The jailhouse interview filmed by police was shown during the first day of testimony in the trial of the elder Edenfield, who faces the death penalty if convicted of the March 2007 slaying of Christopher Michael Barrios. The boy was missing for a week before police found his naked body dumped off a road and wrapped in trash bags.
Prosecutor John B. Johnson told jurors in his opening statement that Edenfield and his son lured the boy into their trailer across the street from the home of Christopher's grandmother, then took turns molesting him.
"You will hear him say this from his own mouth," Johnson said of David Edenfield. "Christopher Barrios didn't want to be there. He said, 'Let me go! Please don't do this! I'm going to tell my parents!'"

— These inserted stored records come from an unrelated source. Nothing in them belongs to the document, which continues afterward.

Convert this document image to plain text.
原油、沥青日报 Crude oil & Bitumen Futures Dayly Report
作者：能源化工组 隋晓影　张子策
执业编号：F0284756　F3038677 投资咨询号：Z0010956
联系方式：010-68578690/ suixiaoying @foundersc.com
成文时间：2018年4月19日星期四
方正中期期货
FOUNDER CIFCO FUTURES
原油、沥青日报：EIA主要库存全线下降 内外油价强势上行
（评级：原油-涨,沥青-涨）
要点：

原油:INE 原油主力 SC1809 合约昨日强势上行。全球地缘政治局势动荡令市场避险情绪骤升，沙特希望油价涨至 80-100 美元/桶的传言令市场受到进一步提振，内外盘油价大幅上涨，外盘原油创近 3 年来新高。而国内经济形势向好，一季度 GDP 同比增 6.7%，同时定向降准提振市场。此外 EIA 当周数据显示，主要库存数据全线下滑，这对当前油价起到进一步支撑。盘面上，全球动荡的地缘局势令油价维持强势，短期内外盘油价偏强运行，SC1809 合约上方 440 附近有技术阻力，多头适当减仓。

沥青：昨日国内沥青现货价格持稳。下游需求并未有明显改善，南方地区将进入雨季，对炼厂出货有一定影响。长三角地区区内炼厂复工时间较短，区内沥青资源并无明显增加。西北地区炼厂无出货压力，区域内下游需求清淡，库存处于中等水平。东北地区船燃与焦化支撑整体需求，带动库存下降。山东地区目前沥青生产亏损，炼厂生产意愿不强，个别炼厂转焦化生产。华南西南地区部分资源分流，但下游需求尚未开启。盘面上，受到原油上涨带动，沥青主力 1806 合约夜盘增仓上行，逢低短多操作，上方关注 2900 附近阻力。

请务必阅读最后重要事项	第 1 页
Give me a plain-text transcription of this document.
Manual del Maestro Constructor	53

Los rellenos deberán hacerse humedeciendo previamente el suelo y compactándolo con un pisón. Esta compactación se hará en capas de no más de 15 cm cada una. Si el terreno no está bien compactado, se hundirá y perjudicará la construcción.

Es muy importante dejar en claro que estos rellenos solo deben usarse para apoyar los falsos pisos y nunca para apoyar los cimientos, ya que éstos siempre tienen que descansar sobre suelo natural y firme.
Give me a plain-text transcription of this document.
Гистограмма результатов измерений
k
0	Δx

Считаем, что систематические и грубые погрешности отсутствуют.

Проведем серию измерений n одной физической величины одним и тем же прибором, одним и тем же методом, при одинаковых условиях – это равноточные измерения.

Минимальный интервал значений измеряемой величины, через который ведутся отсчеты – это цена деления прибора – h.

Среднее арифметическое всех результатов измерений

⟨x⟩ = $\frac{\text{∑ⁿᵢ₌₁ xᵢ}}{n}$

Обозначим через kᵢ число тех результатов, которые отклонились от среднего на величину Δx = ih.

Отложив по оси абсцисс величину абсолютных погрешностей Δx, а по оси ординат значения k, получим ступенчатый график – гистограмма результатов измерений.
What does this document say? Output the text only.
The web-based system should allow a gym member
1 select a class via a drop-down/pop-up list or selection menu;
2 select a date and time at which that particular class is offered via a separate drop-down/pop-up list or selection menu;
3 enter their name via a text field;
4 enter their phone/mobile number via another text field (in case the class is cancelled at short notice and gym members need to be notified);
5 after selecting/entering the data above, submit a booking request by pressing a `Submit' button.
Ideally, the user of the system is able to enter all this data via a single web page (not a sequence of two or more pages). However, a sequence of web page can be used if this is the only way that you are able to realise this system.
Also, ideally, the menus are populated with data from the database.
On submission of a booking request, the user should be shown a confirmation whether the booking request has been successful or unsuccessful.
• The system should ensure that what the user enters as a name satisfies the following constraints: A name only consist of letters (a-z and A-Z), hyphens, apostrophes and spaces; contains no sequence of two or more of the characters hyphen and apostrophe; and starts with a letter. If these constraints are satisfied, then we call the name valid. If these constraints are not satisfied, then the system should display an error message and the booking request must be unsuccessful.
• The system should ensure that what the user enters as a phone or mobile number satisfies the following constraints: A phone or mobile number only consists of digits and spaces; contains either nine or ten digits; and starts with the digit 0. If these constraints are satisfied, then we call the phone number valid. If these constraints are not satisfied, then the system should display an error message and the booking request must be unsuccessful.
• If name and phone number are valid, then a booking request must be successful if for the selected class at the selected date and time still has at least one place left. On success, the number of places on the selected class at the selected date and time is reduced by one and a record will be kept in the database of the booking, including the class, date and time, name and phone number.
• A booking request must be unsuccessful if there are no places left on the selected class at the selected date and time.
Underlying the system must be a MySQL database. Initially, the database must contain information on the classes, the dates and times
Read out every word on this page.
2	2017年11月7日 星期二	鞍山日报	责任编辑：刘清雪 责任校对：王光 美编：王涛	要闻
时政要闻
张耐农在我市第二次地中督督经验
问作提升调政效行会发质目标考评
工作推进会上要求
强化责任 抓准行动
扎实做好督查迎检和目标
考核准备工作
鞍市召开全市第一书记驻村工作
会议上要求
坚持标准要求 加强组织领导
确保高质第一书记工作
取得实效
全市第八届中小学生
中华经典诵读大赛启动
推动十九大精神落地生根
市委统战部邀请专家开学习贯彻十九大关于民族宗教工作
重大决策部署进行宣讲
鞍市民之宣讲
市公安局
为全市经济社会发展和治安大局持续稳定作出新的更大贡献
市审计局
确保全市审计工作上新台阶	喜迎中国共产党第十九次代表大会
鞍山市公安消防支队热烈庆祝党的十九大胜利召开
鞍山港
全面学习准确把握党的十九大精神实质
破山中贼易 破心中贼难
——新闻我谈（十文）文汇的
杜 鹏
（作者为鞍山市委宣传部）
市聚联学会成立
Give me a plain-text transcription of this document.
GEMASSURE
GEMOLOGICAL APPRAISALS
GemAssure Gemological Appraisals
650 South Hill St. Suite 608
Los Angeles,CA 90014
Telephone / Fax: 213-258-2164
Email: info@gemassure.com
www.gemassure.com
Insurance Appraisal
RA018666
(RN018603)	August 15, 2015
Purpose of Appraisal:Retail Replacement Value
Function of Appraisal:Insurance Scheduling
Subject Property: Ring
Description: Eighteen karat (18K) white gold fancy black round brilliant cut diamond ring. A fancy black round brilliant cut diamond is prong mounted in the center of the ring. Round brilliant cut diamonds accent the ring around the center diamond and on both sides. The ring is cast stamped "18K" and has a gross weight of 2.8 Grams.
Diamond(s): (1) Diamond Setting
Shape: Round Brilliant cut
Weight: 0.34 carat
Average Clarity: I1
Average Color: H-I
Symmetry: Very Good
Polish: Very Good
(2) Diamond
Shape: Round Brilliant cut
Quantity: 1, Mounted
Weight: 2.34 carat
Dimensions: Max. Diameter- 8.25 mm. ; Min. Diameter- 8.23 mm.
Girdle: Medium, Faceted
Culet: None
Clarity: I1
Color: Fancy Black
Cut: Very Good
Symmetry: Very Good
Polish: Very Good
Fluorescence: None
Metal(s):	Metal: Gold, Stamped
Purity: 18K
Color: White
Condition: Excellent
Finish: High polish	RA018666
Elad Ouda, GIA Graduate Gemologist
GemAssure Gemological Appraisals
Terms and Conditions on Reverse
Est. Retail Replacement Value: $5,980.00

David Edenfield is the first suspect to stand trial in the slaying. His son and wife, Peggy Edenfield, have also been charged with molesting and killing the boy, then hiding his body. The jury was selected from residents some 90 miles away because of pretrial publicity, and the jurors are being sequestered in Brunswick.
Jurors later saw the first hour of the interview the elder Edenfield gave to a police detective a day after the boy's body was found. He at first blamed his son and denied any involvement, but slowly began to describe a horrible scene.
Edenfield said he and his wife watched while his son forced the boy to have sex.
Edenfield later admitted touching Christopher himself after Glynn County police detective Raymond Sarro showed him photographs of the boy's dead body. He said the child had been crying and pleading for them to stop.
Edenfield at first said he told his son to stop choking Christopher, then changed his story. He said he placed his own hands on top of his son's while they strangled the boy. Asked why he did that, Edenfield said, "I guess instinct."
"You saw your opportunity, when George was choking him, to see what it felt like?" Sarro asked.
Defense attorney James Yancey Jr. told jurors the elder Edenfield's confession was influenced by the police interrogators, but stopped short of telling jurors he was coerced.
Superior Court Judge Stephen Scarlett recessed court before Edenfield's attorneys had a chance to cross-examine Sarro. The detective was to return to the witness stand Thursday.
Christopher lived in a mobile home park in the port city of Brunswick, about 60 miles south of Savannah, where his father and grandmother had separate homes. He would pass the Edenfields' trailer when walking between them.
A shy boy with a big smile that showed off the silver caps on his front teeth, he loved superheroes such as Batman and Spider-Man.
The Edenfields moved into the mobile home park where the boy lived just a few months before his death. The family had been forced to move because George Edenfield was a convicted child molester. The family's previous home was close to a playground, a violation of Georgia's sex offender registry law.
Sarro testified police found Christopher's toy Star Wars lightsaber in the Edenfields' yard a few hours after the boy went missing. He said he then noticed the Edenfields peeking out their windows, which seemed suspicious because other neighbors were out helping search for the boy.
He said George Edenfield admitted he'd seen Christopher outside, then told the detective he heard voices calling his name.
"I asked him what voices did he hear that called his name, and he said 'the devil,'" Sarro said. "I asked if the devil told him to do anything to hurt the little boy. He told me yes, that the devil told him to kill him."